Os Sobreviventes


Do livro Morangos Morfados, de Caio Fernando Abreu
[Para ler ao som de Ângela Ro-Ro]

Para Jane Araújo, a Magra.




"Quanto a mim, a voz tão rouca, fico por aqui mesmo comparecendo a atos públicos, pichando muros contra usinas nucleares, em plena ressaca, um dia de monja, um dia de puta, um dia de Joplin, um dia de Teresa de Calcutá, um dia de merda enquanto seguro aquele maldito emprego de oito horas diárias para poder pagar essa poltrona de couro autêntico onde neste exato momento vossa reverendíssima assenta sua preciosa bunda e essa exótica mesinha-de-centro em junco indiano que apóia nossos fatigados pés descalços ao fim de mais outra semana de batalhas inúteis, fantasias escapistas, maus orgasmos e crediários atrasados. 

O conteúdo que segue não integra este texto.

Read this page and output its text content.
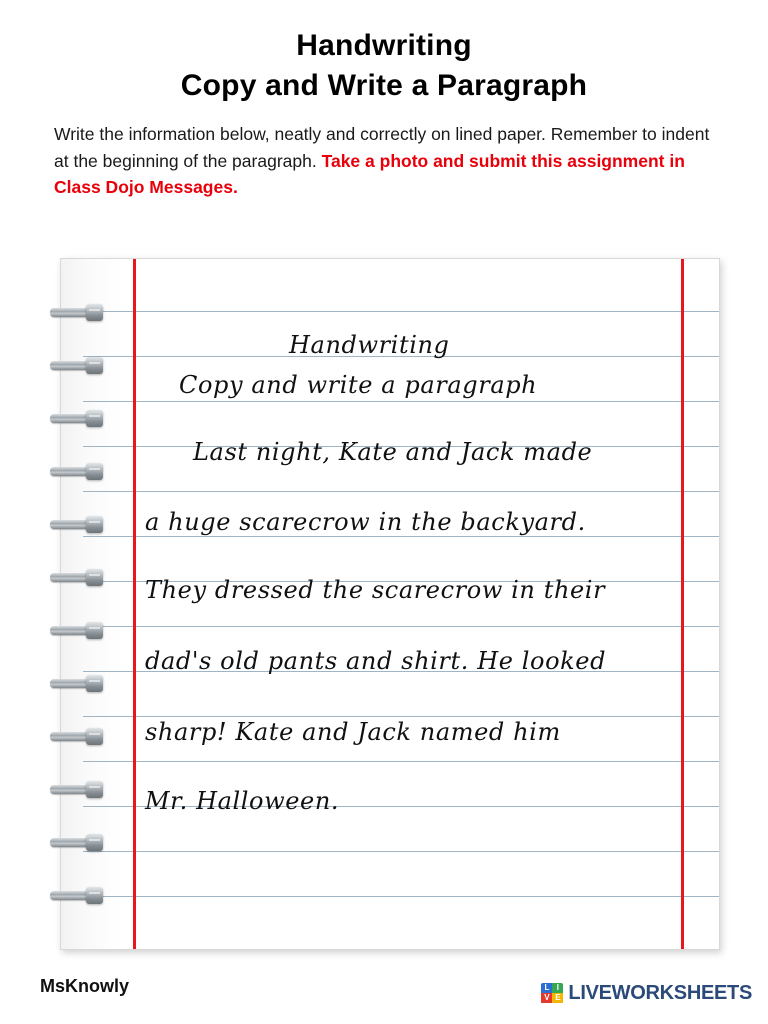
Handwriting
Copy and Write a Paragraph
Write the information below, neatly and correctly on lined paper. Remember to indent at the beginning of the paragraph. Take a photo and submit this assignment in Class Dojo Messages.
Handwriting
Copy and write a paragraph
Last night, Kate and Jack made
a huge scarecrow in the backyard.
They dressed the scarecrow in their
dad's old pants and shirt. He looked
sharp! Kate and Jack named him
Mr. Halloween.
MsKnowly	L I
V E LIVEWORKSHEETS
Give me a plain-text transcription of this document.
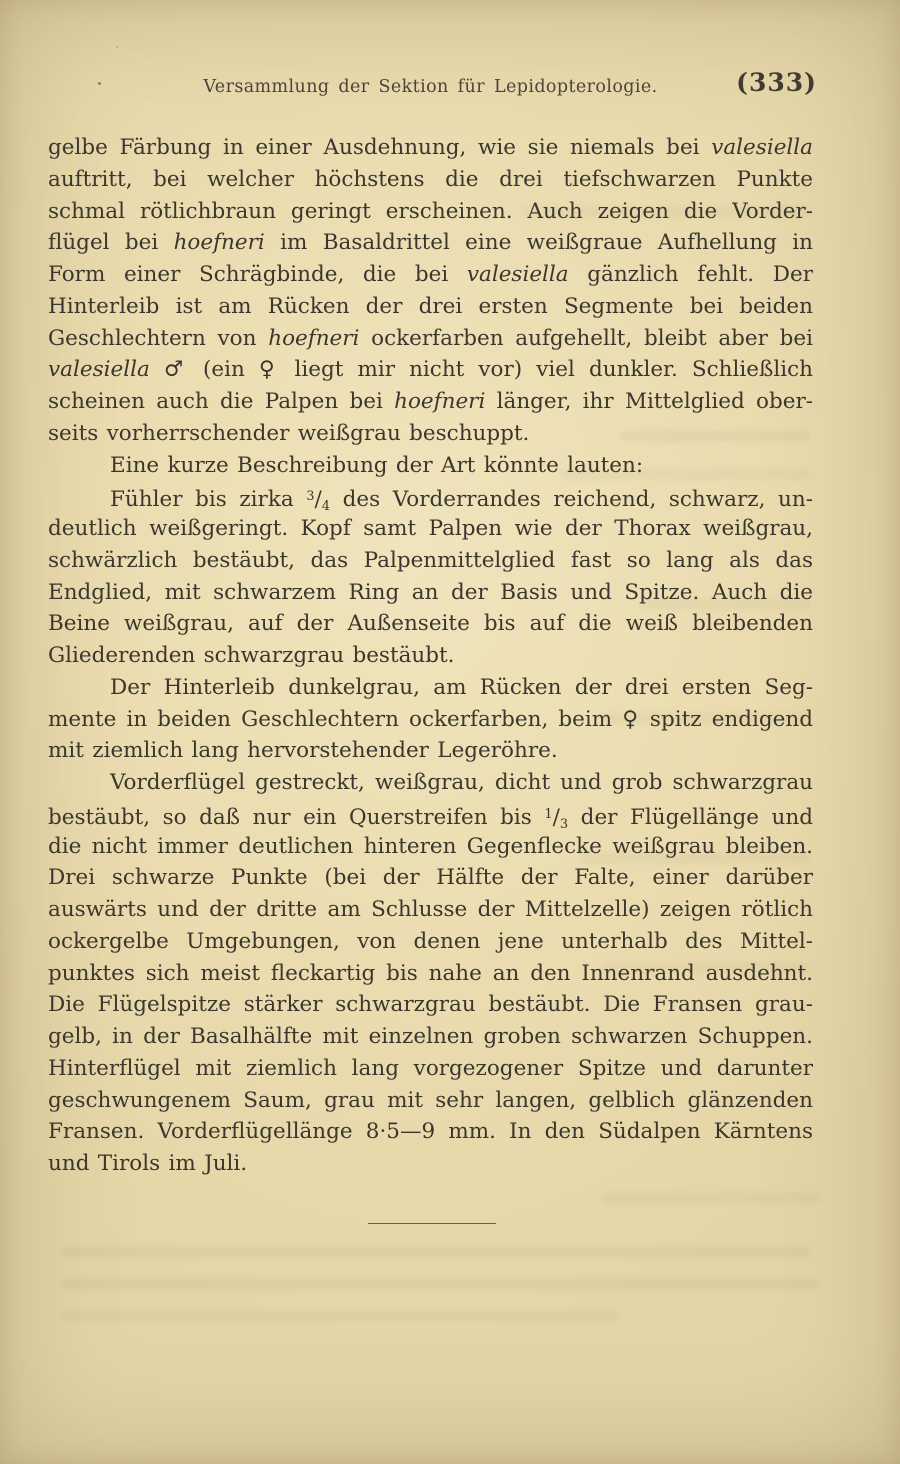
Versammlung der Sektion für Lepidopterologie.	(333)
gelbe Färbung in einer Ausdehnung, wie sie niemals bei valesiella
auftritt, bei welcher höchstens die drei tiefschwarzen Punkte
schmal rötlichbraun geringt erscheinen. Auch zeigen die Vorder-
flügel bei hoefneri im Basaldrittel eine weißgraue Aufhellung in
Form einer Schrägbinde, die bei valesiella gänzlich fehlt. Der
Hinterleib ist am Rücken der drei ersten Segmente bei beiden
Geschlechtern von hoefneri ockerfarben aufgehellt, bleibt aber bei
valesiella ♂ (ein ♀ liegt mir nicht vor) viel dunkler. Schließlich
scheinen auch die Palpen bei hoefneri länger, ihr Mittelglied ober-
seits vorherrschender weißgrau beschuppt.
Eine kurze Beschreibung der Art könnte lauten:
Fühler bis zirka $^3/_4$ des Vorderrandes reichend, schwarz, un-
deutlich weißgeringt. Kopf samt Palpen wie der Thorax weißgrau,
schwärzlich bestäubt, das Palpenmittelglied fast so lang als das
Endglied, mit schwarzem Ring an der Basis und Spitze. Auch die
Beine weißgrau, auf der Außenseite bis auf die weiß bleibenden
Gliederenden schwarzgrau bestäubt.
Der Hinterleib dunkelgrau, am Rücken der drei ersten Seg-
mente in beiden Geschlechtern ockerfarben, beim ♀ spitz endigend
mit ziemlich lang hervorstehender Legeröhre.
Vorderflügel gestreckt, weißgrau, dicht und grob schwarzgrau
bestäubt, so daß nur ein Querstreifen bis $^1/_3$ der Flügellänge und
die nicht immer deutlichen hinteren Gegenflecke weißgrau bleiben.
Drei schwarze Punkte (bei der Hälfte der Falte, einer darüber
auswärts und der dritte am Schlusse der Mittelzelle) zeigen rötlich
ockergelbe Umgebungen, von denen jene unterhalb des Mittel-
punktes sich meist fleckartig bis nahe an den Innenrand ausdehnt.
Die Flügelspitze stärker schwarzgrau bestäubt. Die Fransen grau-
gelb, in der Basalhälfte mit einzelnen groben schwarzen Schuppen.
Hinterflügel mit ziemlich lang vorgezogener Spitze und darunter
geschwungenem Saum, grau mit sehr langen, gelblich glänzenden
Fransen. Vorderflügellänge 8·5—9 mm. In den Südalpen Kärntens
und Tirols im Juli.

Mas tentamos tudo, eu digo, e ela diz que sim, claaaaaaaro, tentamos tudo, inclusive trepar, porque tantos livros emprestados, tantos filmes vistos juntos, tantos pontos de vista sociopolíticos existenciais e bababá em comum só podiam era dar mesmo nisso: cama. Realmente tentamos, mas foi uma bosta. Que foi que aconteceu, que foi meu deus que aconteceu? Eu pensava depois acendendo um cigarro e não queria lembrar, mas não me saía da cabeça o teu pau murcho e os bicos dos meus seios que nem sequer ficaram duros, pela primeira vez na vida, você disse, e eu acreditei, pela primeira vez na vida, eu disse, e não sei se você acreditou. Eu quero dizer que sim, que acreditei, mas ela não pára, tanto tesão mental espiritual moral existencial e nenhum físico, eu não queria aceitar que fosse isso: éramos diferentes, éramos melhores, éramos superiores, éramos escolhidos, éramos mais, éramos vagamente sagrados, mas no final das contas os bicos dos meus peitos não endureceram e o teu pau não levantou. Cultura demais mata o corpo da gente, cara, filmes demais, livros demais, palavras demais (...) 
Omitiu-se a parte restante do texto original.